Repeat for each class.

In [None]:
from sklearn.datasets import load_iris

In [None]:
data_dict = load_iris()
X = data_dict['data']
features = pd.DataFrame(X, columns = data_dict['feature_names'])
#print(flowers.DESCR)
features.head()

In [None]:
y = data_dict['target']
data_dict['target_names']

- 0 = setosa
- 1 = versicolor
- 2 = virginica

In [None]:
# train-test split 
X_train_iris, X_test_iris, y_train_iris, y_test_iris = train_test_split(features, y, test_size = 0.3, random_state =42)

In [None]:
# Scale and transform
iris_scaler = StandardScaler()
X_train_iris_sc = iris_scaler.fit_transform(X_train_iris)
X_test_iris_sc = iris_scaler.transform(X_test_iris)

In [None]:
# fit model and get predictions
iris_model = LogisticRegression(max_iter = 10000)
iris_model.fit(X_train_iris_sc, y_train_iris)
y_pred_iris = iris_model.predict(X_test_iris_sc)

Our confusion matrix for the multiclass iris problem.

In [None]:
#plot_confusion_matrix(iris_model, X_test_iris_sc,y_test_iris);
ConfusionMatrixDisplay.from_estimator(iris_model, X_test_iris_sc, 
                      y_test_iris);


In [None]:
print(classification_report(y_pred_iris, y_test_iris))

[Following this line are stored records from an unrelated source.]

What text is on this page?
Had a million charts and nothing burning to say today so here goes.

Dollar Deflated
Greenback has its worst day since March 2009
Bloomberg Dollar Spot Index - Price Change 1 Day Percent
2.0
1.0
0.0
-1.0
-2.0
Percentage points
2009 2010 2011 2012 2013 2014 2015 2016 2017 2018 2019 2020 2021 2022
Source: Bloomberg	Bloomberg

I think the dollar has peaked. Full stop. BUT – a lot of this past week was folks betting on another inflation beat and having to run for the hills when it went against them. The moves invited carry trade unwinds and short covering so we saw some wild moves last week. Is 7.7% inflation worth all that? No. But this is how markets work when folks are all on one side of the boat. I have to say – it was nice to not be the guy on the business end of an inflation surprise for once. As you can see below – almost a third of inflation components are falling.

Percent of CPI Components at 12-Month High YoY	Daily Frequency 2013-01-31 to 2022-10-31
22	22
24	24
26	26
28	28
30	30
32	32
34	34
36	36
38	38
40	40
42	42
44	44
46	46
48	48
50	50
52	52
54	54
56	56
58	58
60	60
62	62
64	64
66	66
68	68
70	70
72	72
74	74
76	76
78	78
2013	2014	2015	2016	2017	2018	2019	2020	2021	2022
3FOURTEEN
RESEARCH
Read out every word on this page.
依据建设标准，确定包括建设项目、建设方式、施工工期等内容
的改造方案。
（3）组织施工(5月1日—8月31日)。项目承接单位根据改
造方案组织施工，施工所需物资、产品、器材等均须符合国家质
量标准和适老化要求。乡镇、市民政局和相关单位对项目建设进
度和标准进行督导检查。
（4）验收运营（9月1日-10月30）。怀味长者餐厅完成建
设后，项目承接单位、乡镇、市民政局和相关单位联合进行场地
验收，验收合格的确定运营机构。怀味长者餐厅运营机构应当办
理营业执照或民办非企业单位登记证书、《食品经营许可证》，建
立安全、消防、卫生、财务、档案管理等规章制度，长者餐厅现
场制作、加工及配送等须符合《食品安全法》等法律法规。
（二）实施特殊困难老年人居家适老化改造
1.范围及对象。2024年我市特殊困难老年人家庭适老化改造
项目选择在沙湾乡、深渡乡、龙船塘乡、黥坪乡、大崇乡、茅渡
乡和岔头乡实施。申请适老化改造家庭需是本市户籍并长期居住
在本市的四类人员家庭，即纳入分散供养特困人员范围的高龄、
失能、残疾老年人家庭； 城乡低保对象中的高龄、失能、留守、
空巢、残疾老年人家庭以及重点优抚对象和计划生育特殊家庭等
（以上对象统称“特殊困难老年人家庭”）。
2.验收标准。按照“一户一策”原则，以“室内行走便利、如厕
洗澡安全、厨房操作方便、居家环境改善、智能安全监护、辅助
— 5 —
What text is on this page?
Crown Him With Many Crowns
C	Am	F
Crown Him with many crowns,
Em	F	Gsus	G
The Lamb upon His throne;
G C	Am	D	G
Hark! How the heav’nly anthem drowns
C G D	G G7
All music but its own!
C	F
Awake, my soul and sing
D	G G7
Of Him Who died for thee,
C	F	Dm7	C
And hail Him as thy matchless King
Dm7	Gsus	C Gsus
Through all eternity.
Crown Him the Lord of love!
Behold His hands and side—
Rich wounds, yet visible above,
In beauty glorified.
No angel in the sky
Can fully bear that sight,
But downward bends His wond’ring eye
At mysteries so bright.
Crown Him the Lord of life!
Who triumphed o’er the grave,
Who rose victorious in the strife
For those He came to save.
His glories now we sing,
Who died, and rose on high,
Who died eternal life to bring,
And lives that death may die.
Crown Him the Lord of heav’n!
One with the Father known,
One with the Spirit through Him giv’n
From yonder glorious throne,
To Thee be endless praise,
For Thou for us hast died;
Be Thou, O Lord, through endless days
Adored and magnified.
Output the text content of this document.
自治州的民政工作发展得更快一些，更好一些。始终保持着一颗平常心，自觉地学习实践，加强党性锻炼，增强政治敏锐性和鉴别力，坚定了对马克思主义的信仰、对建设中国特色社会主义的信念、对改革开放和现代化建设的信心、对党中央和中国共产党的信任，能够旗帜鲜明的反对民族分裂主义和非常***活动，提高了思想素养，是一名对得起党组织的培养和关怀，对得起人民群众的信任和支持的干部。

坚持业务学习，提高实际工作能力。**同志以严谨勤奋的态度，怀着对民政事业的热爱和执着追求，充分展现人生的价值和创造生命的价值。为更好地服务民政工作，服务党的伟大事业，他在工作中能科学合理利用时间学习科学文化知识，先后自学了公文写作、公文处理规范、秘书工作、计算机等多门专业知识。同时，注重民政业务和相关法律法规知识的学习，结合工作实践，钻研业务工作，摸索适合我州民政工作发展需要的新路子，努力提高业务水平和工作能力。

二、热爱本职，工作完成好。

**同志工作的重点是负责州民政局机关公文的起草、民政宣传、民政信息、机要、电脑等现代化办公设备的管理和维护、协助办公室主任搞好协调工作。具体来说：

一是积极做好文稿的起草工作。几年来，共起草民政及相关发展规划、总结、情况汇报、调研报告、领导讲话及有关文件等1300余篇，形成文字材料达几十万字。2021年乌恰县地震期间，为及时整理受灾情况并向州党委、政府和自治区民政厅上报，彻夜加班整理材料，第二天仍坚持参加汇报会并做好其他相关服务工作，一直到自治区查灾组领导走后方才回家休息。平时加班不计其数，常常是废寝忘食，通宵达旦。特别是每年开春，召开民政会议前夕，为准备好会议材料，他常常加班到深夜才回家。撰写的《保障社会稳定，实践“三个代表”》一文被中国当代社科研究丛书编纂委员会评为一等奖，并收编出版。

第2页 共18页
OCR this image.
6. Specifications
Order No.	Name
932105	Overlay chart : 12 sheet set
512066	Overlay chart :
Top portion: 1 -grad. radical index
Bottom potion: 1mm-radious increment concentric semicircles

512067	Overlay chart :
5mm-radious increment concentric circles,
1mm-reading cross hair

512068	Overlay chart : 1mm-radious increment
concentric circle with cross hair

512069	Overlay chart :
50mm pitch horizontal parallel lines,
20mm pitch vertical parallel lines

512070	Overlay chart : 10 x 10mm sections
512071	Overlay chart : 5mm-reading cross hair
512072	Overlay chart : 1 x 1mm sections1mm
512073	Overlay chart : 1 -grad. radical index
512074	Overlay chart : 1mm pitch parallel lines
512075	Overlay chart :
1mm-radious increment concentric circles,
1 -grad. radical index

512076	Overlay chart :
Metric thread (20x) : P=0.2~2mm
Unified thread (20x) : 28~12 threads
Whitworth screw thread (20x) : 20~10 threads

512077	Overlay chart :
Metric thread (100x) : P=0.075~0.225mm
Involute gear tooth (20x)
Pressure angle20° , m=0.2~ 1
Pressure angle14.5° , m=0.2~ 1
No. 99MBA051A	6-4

Some issues with assessing the quality of a model solely on these metrics:
- Need to think a little bit more carefully about probabilities and classification thresholds
- The reciever operation curve (up next)

# Summary: Which Metric Should I Care About?


Well, it depends.

Accuracy:
- Pro: Takes into account both false positives and false negatives.
- Con: Can be misleadingly high when there is a significant class imbalance. (A lottery-ticket predictor that *always* predicts a loser will be highly accurate.)

Recall:
- Pro: Highly sensitive to false negatives.
- Con: No sensitivity to false positives.

Precision:
- Pro: Highly sensitive to false positives.
- Con: No sensitivity to false negatives.

F-1 Score:
- Harmonic mean of recall and precision.

The nature of your business problem will help you determine which metric matters.

Sometimes false positives are much worse than false negatives: Arguably, a model that compares a sample of crime-scene DNA with the DNA in a city's database of its citizens presents one such case. Here a false positive would mean falsely identifying someone as having been present at a crime scene, whereas a false negative would mean only that we fail to identify someone who really was present at the crime scene as such.

On the other hand, consider a model that inputs X-ray images and predicts the presence of cancer. Here false negatives are surely worse than false positives: A false positive means only that someone without cancer is misdiagnosed as having it, while a false negative means that someone with cancer is misdiagnosed as *not* having it.